The Implicit Expansion of the US Monetary Policy and Its Impact on the Crypto Market
Recently, the crypto market has undergone a significant adjustment. This adjustment was expected and is the result of multiple factors, including the U.S. tax season, uncertainty regarding the Federal Reserve's policy outlook, the Bitcoin halving effect, and the slowing growth of U.S. Bitcoin ETF funds. This adjustment has brought necessary cleansing to the market, with some speculators possibly temporarily exiting to observe, while long-term holders may continue to accumulate mainstream encryption assets such as Bitcoin and Ethereum, as well as some highly volatile altcoins.
The Federal Reserve recently announced that it will reduce the scale of quantitative tightening (QT) at the May 2024 meeting. By lowering the QT pace from $95 billion per month to $60 billion, it effectively increases dollar liquidity by $35 billion per month. Combined with interest on reserve balances, reverse repurchase agreement payments, and interest payments on Treasury bonds, the reduction in QT actually increases the amount of stimulus injected into the global asset markets each month.
The quarterly financing announcement (QRA) from the U.S. Treasury is also worth noting. In the second quarter of 2024, the Treasury expects to borrow $243 billion in privately held net market debt, which is $41 billion higher than previously estimated. This is mainly due to tax revenues falling short of expectations. To address this situation, the Treasury plans to increase the issuance of short-term bills, which may help inject more dollar liquidity.
It is worth noting that the recent collapse of a regional bank has triggered a response from regulators. The Deposit Insurance Fund (DIF) provided $667 million in support to ensure that all depositors are fully protected. This practice effectively provides an implicit guarantee for all deposits in the U.S. banking system, equivalent to an increase of approximately $6.7 trillion in potential liabilities.
These policy measures together constitute a form of implicit monetary expansion.
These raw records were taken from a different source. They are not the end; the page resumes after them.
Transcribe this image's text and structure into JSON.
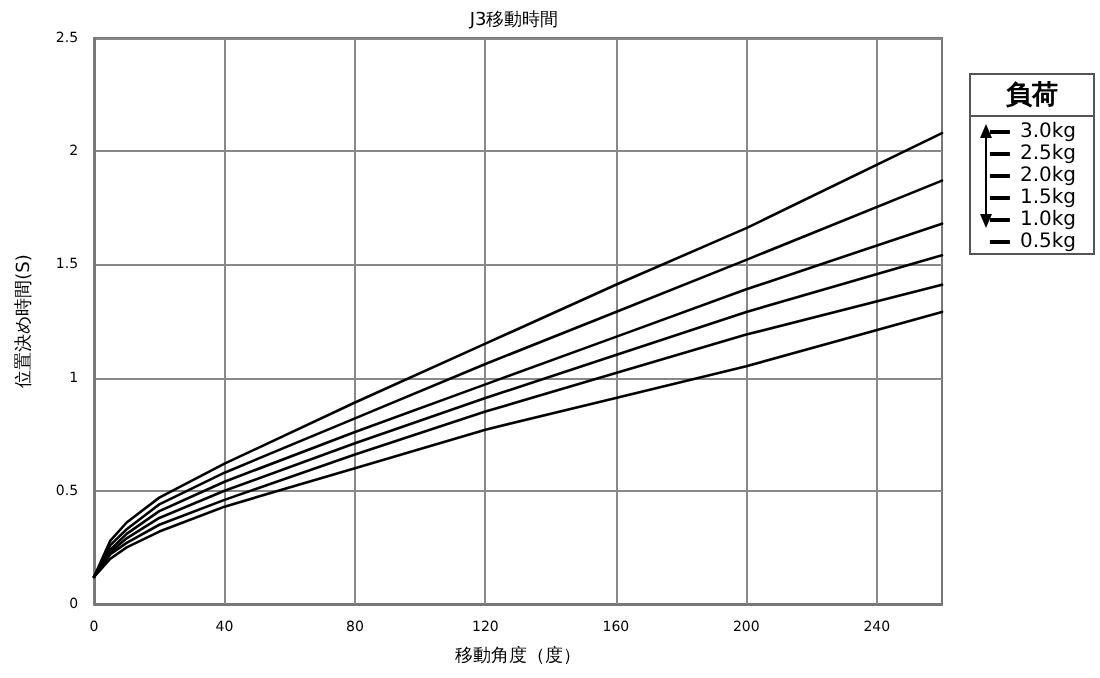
{
  "chart_data": {
    "type": "line",
    "title": "J3移動時間",
    "xlabel": "移動角度（度）",
    "ylabel": "位置決め時間(S)",
    "legend_title": "負荷",
    "x": [
      0,
      5,
      10,
      20,
      40,
      80,
      120,
      160,
      200,
      260
    ],
    "series": [
      {
        "name": "3.0kg",
        "color": "#000000",
        "values": [
          0.12,
          0.28,
          0.36,
          0.47,
          0.62,
          0.89,
          1.15,
          1.41,
          1.66,
          2.08
        ]
      },
      {
        "name": "2.5kg",
        "color": "#000000",
        "values": [
          0.12,
          0.26,
          0.33,
          0.44,
          0.58,
          0.82,
          1.06,
          1.29,
          1.52,
          1.87
        ]
      },
      {
        "name": "2.0kg",
        "color": "#000000",
        "values": [
          0.12,
          0.24,
          0.31,
          0.41,
          0.54,
          0.76,
          0.97,
          1.18,
          1.39,
          1.68
        ]
      },
      {
        "name": "1.5kg",
        "color": "#000000",
        "values": [
          0.12,
          0.23,
          0.29,
          0.38,
          0.5,
          0.71,
          0.91,
          1.1,
          1.29,
          1.54
        ]
      },
      {
        "name": "1.0kg",
        "color": "#000000",
        "values": [
          0.12,
          0.22,
          0.27,
          0.35,
          0.46,
          0.66,
          0.85,
          1.02,
          1.19,
          1.41
        ]
      },
      {
        "name": "0.5kg",
        "color": "#000000",
        "values": [
          0.12,
          0.2,
          0.25,
          0.32,
          0.43,
          0.6,
          0.77,
          0.91,
          1.05,
          1.29
        ]
      }
    ],
    "xlim": [
      0,
      260
    ],
    "xticks": [
      0,
      40,
      80,
      120,
      160,
      200,
      240
    ],
    "ylim": [
      0,
      2.5
    ],
    "yticks": [
      0,
      0.5,
      1,
      1.5,
      2,
      2.5
    ],
    "grid": true,
    "legend": "right",
    "marker": "none",
    "line_style": "solid"
  }
}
Although there is currently no large-scale liquidity injection, these policies lay the groundwork for potential inflation in the future. For the crypto market, these policies may gradually show their impact in the coming months.
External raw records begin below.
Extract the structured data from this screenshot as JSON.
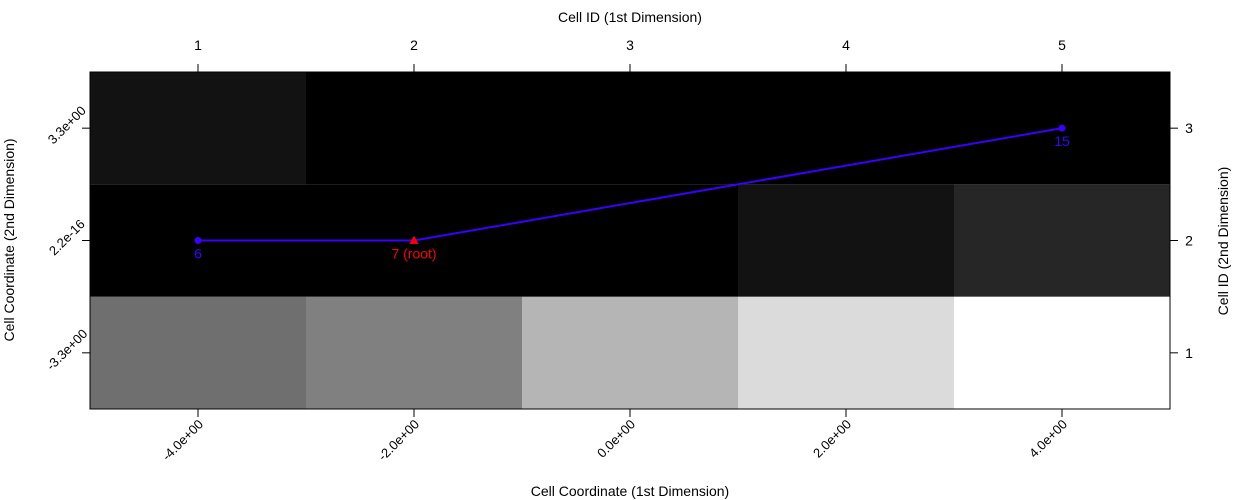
{
  "chart_data": {
    "type": "heatmap",
    "top_axis": {
      "label": "Cell ID (1st Dimension)",
      "ticks": [
        "1",
        "2",
        "3",
        "4",
        "5"
      ]
    },
    "bottom_axis": {
      "label": "Cell Coordinate (1st Dimension)",
      "ticks": [
        "-4.0e+00",
        "-2.0e+00",
        "0.0e+00",
        "2.0e+00",
        "4.0e+00"
      ]
    },
    "left_axis": {
      "label": "Cell Coordinate (2nd Dimension)",
      "ticks": [
        "-3.3e+00",
        "2.2e-16",
        "3.3e+00"
      ]
    },
    "right_axis": {
      "label": "Cell ID (2nd Dimension)",
      "ticks": [
        "1",
        "2",
        "3"
      ]
    },
    "cells": [
      [
        "#6f6f6f",
        "#808080",
        "#b5b5b5",
        "#dbdbdb",
        "#ffffff"
      ],
      [
        "#000000",
        "#000000",
        "#000000",
        "#121212",
        "#262626"
      ],
      [
        "#121212",
        "#000000",
        "#000000",
        "#000000",
        "#000000"
      ]
    ],
    "path": {
      "color": "#3a00ff",
      "root_color": "#ff0000",
      "points": [
        {
          "x": 1,
          "y": 2,
          "label": "6",
          "root": false
        },
        {
          "x": 2,
          "y": 2,
          "label": "7 (root)",
          "root": true
        },
        {
          "x": 5,
          "y": 3,
          "label": "15",
          "root": false
        }
      ]
    }
  }
}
In the short term, the crypto market may experience a bottoming out, a period of volatility, and a slow rise. It is expected that the price of Bitcoin may break through $60,000 and fluctuate between $60,000 and $70,000 until August. For investors, now may be a good time to increase positions, especially for some high-volatility altcoins.
Overall, although the recent changes in the United States' monetary policy have not directly led to a large-scale liquidity injection, they have created conditions for potential inflation in the future. This implicit monetary expansion may gradually impact the crypto market in the coming months, driving prices up.